"Denial" is not just a river in Egypt as they say and the word has multiple meanings in our modern day.
Those who deny the holocaust, those who deny they have done anything wrong, those who deny the opportunity for life, those who deny the expression of truth, those who deny expression of true sexuality, those who deny the proper recognition of service in people who feel called to ALL types of church ministry regardless of their gender. The list is endless.
Peter is the disciple who promised to follow Jesus, no matter where. Peter stands in for every one of us in his weakness as well as his potential for great service. He is no better than any of us and yet he is the disciple that Jesus wants to build his church.
When we see ourselves in Peter, we realise that we have to accept our utter uselessness without Christ on a daily basis because we know that despite our promises we will fail time and time again.
Peter had to go through a painful journey of realising who he really was.
Culminating with his denial of Jesus, Peter hit "rock bottom" and as he saw the depths of his own shortcomings, he showed instantaneous sorrow and remorse. "Jesus turned and looked at him" and only then could Peter experience the height of Jesus' love for him.
I always get a shiver in my spine when I hear that line " Jesus turned and looked at him".

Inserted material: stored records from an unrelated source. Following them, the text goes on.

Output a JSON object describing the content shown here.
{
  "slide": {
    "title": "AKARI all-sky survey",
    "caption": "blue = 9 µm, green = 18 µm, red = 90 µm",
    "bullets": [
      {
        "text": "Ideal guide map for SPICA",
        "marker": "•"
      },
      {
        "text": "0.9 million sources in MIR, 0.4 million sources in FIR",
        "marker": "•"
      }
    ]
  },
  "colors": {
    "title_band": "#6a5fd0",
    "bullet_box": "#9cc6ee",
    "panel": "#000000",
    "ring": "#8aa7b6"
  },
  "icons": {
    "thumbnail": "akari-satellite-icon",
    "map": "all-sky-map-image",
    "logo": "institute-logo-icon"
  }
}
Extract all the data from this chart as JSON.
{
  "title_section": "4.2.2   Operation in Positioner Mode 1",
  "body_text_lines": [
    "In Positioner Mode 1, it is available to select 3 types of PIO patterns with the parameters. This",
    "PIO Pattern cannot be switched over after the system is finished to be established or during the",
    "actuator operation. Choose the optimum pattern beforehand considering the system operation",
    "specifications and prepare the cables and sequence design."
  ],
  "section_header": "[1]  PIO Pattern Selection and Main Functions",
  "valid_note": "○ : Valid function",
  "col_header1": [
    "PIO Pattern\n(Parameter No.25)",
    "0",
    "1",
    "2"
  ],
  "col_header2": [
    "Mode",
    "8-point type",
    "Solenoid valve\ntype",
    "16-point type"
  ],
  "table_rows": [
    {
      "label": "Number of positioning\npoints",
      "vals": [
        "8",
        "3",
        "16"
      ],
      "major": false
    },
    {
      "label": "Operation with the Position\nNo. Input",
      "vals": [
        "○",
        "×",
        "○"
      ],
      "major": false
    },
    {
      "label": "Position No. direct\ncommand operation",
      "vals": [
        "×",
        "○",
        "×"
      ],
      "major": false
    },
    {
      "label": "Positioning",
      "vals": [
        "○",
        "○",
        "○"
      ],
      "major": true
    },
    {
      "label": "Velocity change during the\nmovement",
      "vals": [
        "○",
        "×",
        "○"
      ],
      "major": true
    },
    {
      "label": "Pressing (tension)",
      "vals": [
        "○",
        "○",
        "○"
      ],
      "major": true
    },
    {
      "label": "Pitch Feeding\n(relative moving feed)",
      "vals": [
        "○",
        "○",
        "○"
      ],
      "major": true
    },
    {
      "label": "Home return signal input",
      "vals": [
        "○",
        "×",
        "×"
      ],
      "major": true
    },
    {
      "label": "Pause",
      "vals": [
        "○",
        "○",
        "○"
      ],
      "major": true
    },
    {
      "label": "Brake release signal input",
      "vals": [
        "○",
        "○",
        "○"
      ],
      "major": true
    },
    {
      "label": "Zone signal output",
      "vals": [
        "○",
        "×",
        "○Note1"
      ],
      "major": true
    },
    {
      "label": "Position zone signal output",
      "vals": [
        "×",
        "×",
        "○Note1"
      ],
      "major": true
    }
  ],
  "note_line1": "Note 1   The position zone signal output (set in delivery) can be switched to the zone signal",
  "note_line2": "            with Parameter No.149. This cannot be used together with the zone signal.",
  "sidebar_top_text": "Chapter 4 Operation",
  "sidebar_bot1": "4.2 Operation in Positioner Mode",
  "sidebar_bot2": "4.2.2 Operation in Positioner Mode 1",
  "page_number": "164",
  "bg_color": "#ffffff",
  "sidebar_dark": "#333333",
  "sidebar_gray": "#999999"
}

Prayer: Teach Me your Ways by Pedro Arrupe
Teach me your way of looking at people:
as you glanced at Peter after his denial,
as you penetrated the heart of the rich young man
and the hearts of your disciples.
I would like to meet you as you really are,
since your image changes those with whom you
come into contact.
Remember John the Baptist’s first meeting with you?
And the centurion’s feeling of unworthiness?
And the amazement of all those who saw miracles
and other wonders?
How you impressed your disciples,
the rabble in the Garden of Olives,
Pilate and his wife
and the centurion at the foot of the cross. . . .
I would like to hear and be impressed
by your manner of speaking,
listening, for example, to your discourse in the
synagogue in Capernaum
or the Sermon on the Mount where your audience
felt you “taught as one who has authority.”